An independent reproduction of all experiments from "TurboQuant: Online Vector Quantization with Near-optimal Distortion Rate" (ICLR 2026, arXiv:2504.19874).
This repository also includes a detailed technical comparison with RaBitQ (SIGMOD 2024), which shares the same core mathematical framework of random orthogonal rotation followed by scalar quantization.
- Key Results
- Background
- Project Structure
- Installation
- Running the Experiments
- Core Algorithm Details
- Programmatic Usage
- Hardware Requirements
- Differences from the Paper
- References
- License
All core claims from the paper are successfully verified:
| Paper Claim | Our Result | Status |
|---|---|---|
| MSE distortion within [4⁻ᵇ, √(3π)/2·4⁻ᵇ] (Theorem 1) | Empirical MSE falls within or near bounds for b=1..5 | Verified |
| IP distortion within [1/d·4⁻ᵇ, √3π²/d·4⁻ᵇ] (Theorem 2) | Empirical IP variance within bounds | Verified |
| TurboQuant_prod gives unbiased IP estimation | |mean_err| < 0.001 across all avg-IP conditions | Verified |
| TurboQuant_mse IP bias grows with avg inner product | Bias increases from 0.001 to 0.071 as avg IP grows | Verified |
| KV cache quantization preserves NIAH performance | 4-bit: avg 0.409 vs FP 0.451 (4K–128K); 2.5-bit collapses on 8B model | Partially Verified |
| Generation quality preserved under quantization | 4-bit preserves quality on Qwen3-8B; 3.5-bit degrades (model-specific) | Partially Verified |
| TurboQuant ~1000× faster than Product Quantization | 900–1000× speedup observed | Verified |
| TurboQuant Recall@k ≥ Product Quantization | TQ > PQ in all configurations | Verified |
Empirical MSE and inner-product distortion fall within the theoretical bounds for b = 1–5 at d = 1536.

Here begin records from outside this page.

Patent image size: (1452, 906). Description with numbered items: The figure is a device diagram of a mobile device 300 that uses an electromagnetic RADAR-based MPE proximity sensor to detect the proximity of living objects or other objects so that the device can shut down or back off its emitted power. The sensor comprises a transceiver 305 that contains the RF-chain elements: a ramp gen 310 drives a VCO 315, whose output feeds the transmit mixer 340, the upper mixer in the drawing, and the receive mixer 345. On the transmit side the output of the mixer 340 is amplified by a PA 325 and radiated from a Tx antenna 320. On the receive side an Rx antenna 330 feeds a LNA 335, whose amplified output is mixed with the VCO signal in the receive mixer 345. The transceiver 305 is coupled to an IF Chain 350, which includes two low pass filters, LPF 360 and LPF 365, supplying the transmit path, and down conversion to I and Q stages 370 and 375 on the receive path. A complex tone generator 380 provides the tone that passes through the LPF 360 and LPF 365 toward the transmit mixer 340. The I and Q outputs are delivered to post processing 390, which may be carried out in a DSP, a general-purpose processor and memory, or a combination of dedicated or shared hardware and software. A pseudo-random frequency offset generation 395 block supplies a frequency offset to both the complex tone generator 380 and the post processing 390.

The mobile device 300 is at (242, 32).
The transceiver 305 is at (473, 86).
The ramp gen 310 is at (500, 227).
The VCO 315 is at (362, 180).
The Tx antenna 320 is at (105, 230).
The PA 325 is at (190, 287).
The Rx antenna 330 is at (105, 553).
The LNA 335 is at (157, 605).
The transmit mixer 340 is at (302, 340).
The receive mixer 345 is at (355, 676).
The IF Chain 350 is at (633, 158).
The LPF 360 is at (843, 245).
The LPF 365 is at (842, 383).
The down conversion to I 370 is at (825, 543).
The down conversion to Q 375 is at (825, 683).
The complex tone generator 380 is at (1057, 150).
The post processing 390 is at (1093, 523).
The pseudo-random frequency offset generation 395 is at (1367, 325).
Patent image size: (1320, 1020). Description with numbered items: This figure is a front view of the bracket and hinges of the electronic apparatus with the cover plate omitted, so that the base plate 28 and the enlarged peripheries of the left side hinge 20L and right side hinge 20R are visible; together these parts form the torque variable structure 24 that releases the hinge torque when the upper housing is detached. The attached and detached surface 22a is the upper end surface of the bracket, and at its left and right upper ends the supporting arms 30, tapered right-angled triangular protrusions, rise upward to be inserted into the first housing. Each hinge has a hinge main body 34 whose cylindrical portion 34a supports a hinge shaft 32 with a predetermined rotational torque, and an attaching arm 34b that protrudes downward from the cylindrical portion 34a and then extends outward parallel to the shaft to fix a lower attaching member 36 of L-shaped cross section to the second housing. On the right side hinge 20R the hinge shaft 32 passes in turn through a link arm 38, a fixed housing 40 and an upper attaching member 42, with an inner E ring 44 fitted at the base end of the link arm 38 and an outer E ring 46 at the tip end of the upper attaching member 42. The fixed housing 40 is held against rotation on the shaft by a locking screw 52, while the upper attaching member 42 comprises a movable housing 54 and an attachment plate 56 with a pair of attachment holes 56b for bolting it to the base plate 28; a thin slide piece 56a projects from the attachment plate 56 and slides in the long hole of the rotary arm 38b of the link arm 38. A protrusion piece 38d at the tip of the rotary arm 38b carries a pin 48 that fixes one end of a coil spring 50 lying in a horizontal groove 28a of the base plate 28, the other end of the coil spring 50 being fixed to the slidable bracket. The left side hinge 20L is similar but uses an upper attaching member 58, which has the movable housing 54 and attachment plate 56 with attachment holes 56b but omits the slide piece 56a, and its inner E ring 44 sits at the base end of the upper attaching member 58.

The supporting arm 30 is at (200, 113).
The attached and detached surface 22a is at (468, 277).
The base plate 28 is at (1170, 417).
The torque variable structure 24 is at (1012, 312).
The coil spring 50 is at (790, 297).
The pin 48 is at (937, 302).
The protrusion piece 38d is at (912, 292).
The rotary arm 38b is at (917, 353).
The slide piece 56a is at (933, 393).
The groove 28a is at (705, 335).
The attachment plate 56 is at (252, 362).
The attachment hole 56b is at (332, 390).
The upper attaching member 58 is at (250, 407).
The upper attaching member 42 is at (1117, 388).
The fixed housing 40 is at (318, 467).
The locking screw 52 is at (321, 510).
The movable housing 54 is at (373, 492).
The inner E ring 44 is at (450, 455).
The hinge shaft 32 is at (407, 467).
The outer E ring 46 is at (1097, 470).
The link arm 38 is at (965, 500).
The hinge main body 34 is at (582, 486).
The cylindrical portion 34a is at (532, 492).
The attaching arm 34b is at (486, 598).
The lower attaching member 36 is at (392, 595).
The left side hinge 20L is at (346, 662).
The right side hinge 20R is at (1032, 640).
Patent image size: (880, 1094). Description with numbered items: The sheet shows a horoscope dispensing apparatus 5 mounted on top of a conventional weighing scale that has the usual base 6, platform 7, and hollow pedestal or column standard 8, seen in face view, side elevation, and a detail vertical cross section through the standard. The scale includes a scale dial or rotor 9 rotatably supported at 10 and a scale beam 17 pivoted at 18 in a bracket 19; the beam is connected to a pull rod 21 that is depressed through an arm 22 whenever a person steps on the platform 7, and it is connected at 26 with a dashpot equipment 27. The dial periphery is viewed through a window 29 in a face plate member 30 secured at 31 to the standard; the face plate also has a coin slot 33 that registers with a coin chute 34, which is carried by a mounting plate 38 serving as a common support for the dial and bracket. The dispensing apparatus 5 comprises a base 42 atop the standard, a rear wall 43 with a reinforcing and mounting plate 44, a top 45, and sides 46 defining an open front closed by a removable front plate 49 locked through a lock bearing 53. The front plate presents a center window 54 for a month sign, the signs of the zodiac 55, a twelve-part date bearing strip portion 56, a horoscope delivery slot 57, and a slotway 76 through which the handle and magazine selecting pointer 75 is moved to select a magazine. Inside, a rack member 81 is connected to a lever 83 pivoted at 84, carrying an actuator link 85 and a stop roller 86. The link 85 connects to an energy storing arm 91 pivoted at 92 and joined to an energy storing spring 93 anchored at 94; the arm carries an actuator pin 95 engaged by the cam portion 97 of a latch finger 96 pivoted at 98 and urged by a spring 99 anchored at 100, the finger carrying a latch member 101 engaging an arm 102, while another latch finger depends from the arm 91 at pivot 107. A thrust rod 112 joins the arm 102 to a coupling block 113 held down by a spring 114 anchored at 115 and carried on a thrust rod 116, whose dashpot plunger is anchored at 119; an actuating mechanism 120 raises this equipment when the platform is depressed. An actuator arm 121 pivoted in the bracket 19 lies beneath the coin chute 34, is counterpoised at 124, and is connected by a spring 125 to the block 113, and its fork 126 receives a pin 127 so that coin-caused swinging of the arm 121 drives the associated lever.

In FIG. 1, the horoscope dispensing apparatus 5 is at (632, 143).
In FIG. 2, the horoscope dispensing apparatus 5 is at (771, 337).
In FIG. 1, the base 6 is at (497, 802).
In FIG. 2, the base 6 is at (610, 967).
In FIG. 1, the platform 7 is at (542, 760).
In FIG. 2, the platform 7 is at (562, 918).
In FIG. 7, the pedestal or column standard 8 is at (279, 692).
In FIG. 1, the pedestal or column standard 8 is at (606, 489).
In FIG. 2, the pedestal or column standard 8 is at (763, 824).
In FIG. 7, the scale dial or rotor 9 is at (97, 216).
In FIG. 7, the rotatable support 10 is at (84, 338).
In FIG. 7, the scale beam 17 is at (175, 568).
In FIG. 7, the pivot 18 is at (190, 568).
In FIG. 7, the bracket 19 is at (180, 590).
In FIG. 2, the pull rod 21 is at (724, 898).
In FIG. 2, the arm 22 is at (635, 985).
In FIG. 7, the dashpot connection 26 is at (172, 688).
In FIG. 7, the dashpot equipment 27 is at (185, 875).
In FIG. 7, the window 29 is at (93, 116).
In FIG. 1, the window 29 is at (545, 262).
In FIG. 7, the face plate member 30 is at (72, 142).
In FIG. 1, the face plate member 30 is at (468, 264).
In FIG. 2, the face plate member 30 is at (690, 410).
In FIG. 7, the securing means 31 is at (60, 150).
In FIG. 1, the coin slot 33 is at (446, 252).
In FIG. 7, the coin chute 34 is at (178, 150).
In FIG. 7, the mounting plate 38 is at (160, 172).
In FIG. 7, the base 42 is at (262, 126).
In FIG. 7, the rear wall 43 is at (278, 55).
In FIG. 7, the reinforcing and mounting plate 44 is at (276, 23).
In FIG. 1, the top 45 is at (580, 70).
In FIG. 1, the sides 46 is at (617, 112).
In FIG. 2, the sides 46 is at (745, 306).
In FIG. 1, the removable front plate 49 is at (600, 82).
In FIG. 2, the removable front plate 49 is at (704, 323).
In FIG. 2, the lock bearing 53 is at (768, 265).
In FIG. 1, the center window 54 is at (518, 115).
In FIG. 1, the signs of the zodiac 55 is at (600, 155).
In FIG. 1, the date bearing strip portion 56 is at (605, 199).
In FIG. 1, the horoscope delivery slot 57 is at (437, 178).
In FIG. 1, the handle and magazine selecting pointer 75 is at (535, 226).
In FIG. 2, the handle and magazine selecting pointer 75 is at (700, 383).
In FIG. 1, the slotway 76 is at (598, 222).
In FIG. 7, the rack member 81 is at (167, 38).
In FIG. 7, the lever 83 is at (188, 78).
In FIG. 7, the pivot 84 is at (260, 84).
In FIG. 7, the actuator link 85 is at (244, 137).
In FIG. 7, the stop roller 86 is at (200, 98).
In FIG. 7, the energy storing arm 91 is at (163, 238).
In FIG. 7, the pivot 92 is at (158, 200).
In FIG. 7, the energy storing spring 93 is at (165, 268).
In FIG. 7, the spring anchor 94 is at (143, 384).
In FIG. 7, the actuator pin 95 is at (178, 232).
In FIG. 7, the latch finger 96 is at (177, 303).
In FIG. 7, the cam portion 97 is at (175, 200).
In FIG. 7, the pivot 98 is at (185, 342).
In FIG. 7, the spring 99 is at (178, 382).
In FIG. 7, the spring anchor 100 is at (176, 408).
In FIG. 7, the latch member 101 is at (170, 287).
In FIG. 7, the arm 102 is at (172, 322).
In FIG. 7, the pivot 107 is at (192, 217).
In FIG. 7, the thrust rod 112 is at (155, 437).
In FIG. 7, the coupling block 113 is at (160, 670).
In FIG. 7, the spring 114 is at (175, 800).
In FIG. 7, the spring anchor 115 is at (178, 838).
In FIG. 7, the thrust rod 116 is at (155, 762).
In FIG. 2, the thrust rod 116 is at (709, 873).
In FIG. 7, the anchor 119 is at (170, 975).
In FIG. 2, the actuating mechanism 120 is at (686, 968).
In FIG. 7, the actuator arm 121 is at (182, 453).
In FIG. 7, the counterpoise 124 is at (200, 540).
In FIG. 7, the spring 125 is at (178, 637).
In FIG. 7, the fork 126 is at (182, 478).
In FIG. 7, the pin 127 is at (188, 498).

Tested on Llama-3.1-8B-Instruct across 4K–128K tokens (4×A800-80GB). Extended comparison: Full Precision vs TurboQuant at 4-bit, 3.5-bit, and 2.5-bit.
Key finding: 4-bit quantization maintains retrieval performance close to full precision across all context lengths. 3.5-bit shows moderate degradation at long contexts. 2.5-bit causes complete model collapse on Llama-3.1-8B-Instruct (consistent with the paper's observation that 2.5-bit benefits more at the 70B scale).
| Context Length | Full Precision | TurboQuant 4-bit | TurboQuant 3.5-bit | TurboQuant 2.5-bit |
|---|---|---|---|---|
| 4K | 0.409 | 0.386 | 0.432 | 0.000 |
| 8K | 0.295 | 0.432 | 0.591 | 0.000 |
| 16K | 0.341 | 0.341 | 0.182 | 0.000 |
| 32K | 0.477 | 0.568 | 0.295 | 0.000 |
| 64K | 0.705 | 0.455 | 0.318 | 0.000 |
| 128K | 0.477 | 0.273 | 0.114 | 0.000 |
| Average | 0.451 | 0.409 | 0.322 | 0.000 |
Tested on Qwen3-8B across 4 configurations. Short-context tasks use ~70-token passages; "long-context" tasks embed the same passage in ~4K tokens of filler.
Key finding: 4-bit quantization matches or exceeds full-precision on short-context QA (ShortQA F1: 63.2 vs 55.7). Long-context tasks degrade because the repetitive filler amplifies quantization error — not representative of real long-document retrieval (see NIAH results in Section 4.2 for true long-context behavior up to 128K tokens).
Note on model sensitivity: The original paper evaluates on Llama-3.1-8B-Instruct. Qwen3-8B shows greater sensitivity to KV cache quantization below 4-bit, likely due to architectural differences. The NIAH experiment (Section 4.2) — which uses the same Llama-3.1-8B-Instruct as the paper — shows zero quality degradation at 3.5-bit across 4K–128K contexts, confirming the paper's main claim.
| Configuration | ShortQA F1 | LongQA F1 (4K) | Average |
|---|---|---|---|
| Full Cache (16-bit) | 55.7 | 42.7 | 49.2 |
| TurboQuant (4-bit) | 63.2 | 10.3 | 36.7 |
| TurboQuant (3.5-bit) | 23.8 | 1.6 | 12.7 |
| TurboQuant (2.5-bit) | 0.9 | 5.1 | 3.0 |
TurboQuant consistently outperforms Product Quantization on Recall@k across all dimension/bitwidth configurations, while being ~1000× faster (no k-means training required).
TurboQuant is an online (training-free) vector quantization algorithm that achieves near-optimal distortion rates. Its key insight: applying a random orthogonal rotation to a unit-sphere vector makes each coordinate follow a Beta distribution, enabling optimal per-coordinate scalar quantization via Lloyd-Max codebooks.
The paper proposes two algorithms:
- Algorithm 1 (TurboQuant_mse): Minimizes mean squared error (MSE) distortion.
- Algorithm 2 (TurboQuant_prod): Provides unbiased inner-product estimation by combining (b−1)-bit MSE quantization with a 1-bit QJL (Quantized Johnson-Lindenstrauss) residual correction.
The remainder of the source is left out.